Bidston is a suburb of Birkenhead, on the Wirral Peninsula. In the 1920's, the area was vastly different to today's landscape of modern housing, retail and industrial parks and new road layouts. In the 1920's, the area had 3 distinct areas: Bidston, Bidston Hill, and Bidston Moss.
Bidston Village has appeared in records since Doomsday, but evidence for occupation goes back to the Stone Age. The Village still maintains its medieval shape of church, farms, village green and manor house.

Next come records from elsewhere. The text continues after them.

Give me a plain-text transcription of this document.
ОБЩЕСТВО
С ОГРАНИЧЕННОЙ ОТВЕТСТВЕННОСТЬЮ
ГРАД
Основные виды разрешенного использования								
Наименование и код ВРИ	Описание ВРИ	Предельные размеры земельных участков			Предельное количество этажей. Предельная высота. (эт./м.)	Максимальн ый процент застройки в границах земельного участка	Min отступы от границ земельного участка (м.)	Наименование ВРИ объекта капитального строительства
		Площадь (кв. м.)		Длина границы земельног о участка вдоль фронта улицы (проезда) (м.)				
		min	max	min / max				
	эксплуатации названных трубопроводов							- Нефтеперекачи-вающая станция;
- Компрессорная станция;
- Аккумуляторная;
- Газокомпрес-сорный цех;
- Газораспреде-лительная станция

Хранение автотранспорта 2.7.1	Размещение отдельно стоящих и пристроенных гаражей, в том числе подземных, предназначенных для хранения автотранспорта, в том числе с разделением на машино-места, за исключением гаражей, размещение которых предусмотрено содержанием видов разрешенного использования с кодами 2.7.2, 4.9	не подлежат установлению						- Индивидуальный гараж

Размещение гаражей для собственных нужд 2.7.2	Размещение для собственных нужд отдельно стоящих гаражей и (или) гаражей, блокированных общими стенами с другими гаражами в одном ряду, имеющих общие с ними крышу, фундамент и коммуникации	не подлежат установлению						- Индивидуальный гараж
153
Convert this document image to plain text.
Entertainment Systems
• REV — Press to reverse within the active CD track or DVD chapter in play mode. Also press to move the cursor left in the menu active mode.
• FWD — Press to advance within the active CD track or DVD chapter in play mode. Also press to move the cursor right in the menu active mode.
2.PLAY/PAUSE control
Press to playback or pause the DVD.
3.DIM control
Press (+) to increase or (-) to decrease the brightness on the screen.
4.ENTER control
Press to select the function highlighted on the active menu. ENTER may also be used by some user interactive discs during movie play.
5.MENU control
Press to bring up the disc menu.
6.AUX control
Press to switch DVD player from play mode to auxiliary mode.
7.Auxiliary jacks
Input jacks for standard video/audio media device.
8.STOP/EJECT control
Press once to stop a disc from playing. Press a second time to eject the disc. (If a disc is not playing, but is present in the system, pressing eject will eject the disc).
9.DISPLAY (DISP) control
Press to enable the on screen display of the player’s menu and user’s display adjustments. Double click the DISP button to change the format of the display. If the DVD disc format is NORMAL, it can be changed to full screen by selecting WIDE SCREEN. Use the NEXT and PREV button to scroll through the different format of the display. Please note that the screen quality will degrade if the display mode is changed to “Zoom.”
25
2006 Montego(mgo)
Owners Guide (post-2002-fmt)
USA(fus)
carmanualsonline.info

Bidston Hill comprises 100 acres (0.40 km2) of heathland and woodland maintained by Wirral Metropolitan Borough Council as a nature reserve and public park. The land was purchased in stages from 1894 to 1908 by Birkenhead Corporation from local landowner Lord Vyner. It is the site of Bidston Windmill, built around 1800 and Bidston Observatory, owned by the Proudman Oceanographic Laboratory. The hill also contains a number of ancient rock carvings, including that of a Sun Goddess thought to have been carved by the Norse-Irish around 1000 AD. Read more
Bidston Moss was originally low-lying wetland marsh at the head of Wallasey Pool. Early reclamation by railway companies led to the use of a triangular piece of land between railway tracks being used for the West Cheshire Golf Course. In 1936 most of the land was given over to residential, commercial and industrial landfill which ceased in 1995 before conversion to a nature reserve.

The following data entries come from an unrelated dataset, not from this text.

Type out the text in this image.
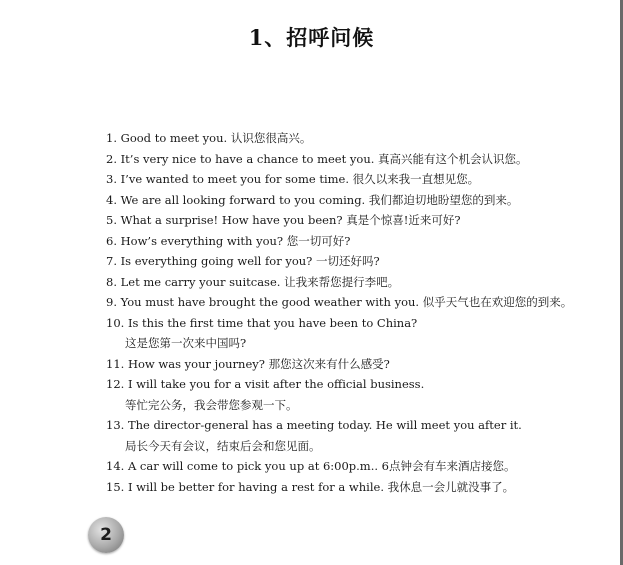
1、招呼问候
1. Good to meet you. 认识您很高兴。
2. It’s very nice to have a chance to meet you. 真高兴能有这个机会认识您。
3. I’ve wanted to meet you for some time. 很久以来我一直想见您。
4. We are all looking forward to you coming. 我们都迫切地盼望您的到来。
5. What a surprise! How have you been? 真是个惊喜!近来可好?
6. How’s everything with you? 您一切可好?
7. Is everything going well for you? 一切还好吗?
8. Let me carry your suitcase. 让我来帮您提行李吧。
9. You must have brought the good weather with you. 似乎天气也在欢迎您的到来。
10. Is this the first time that you have been to China?
这是您第一次来中国吗?
11. How was your journey? 那您这次来有什么感受?
12. I will take you for a visit after the official business.
等忙完公务，我会带您参观一下。
13. The director-general has a meeting today. He will meet you after it.
局长今天有会议，结束后会和您见面。
14. A car will come to pick you up at 6:00p.m.. 6点钟会有车来酒店接您。
15. I will be better for having a rest for a while. 我休息一会儿就没事了。
2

Lowry refers to Bidston in his novel Ultramarine when Dana recalls crossing the Great Float via the former swing bridge at Duke Street Birkenhead: "We stood there often on our way to Bidston" (Pg. 62). In the 1920's, Bidston Hill was a popular attraction for people to visit to picnic and take in the panoramic views of the Wirral, Liverpool and the Mersey Estuary. We must assume Lowry visited the hill with Tess Evans during 1927.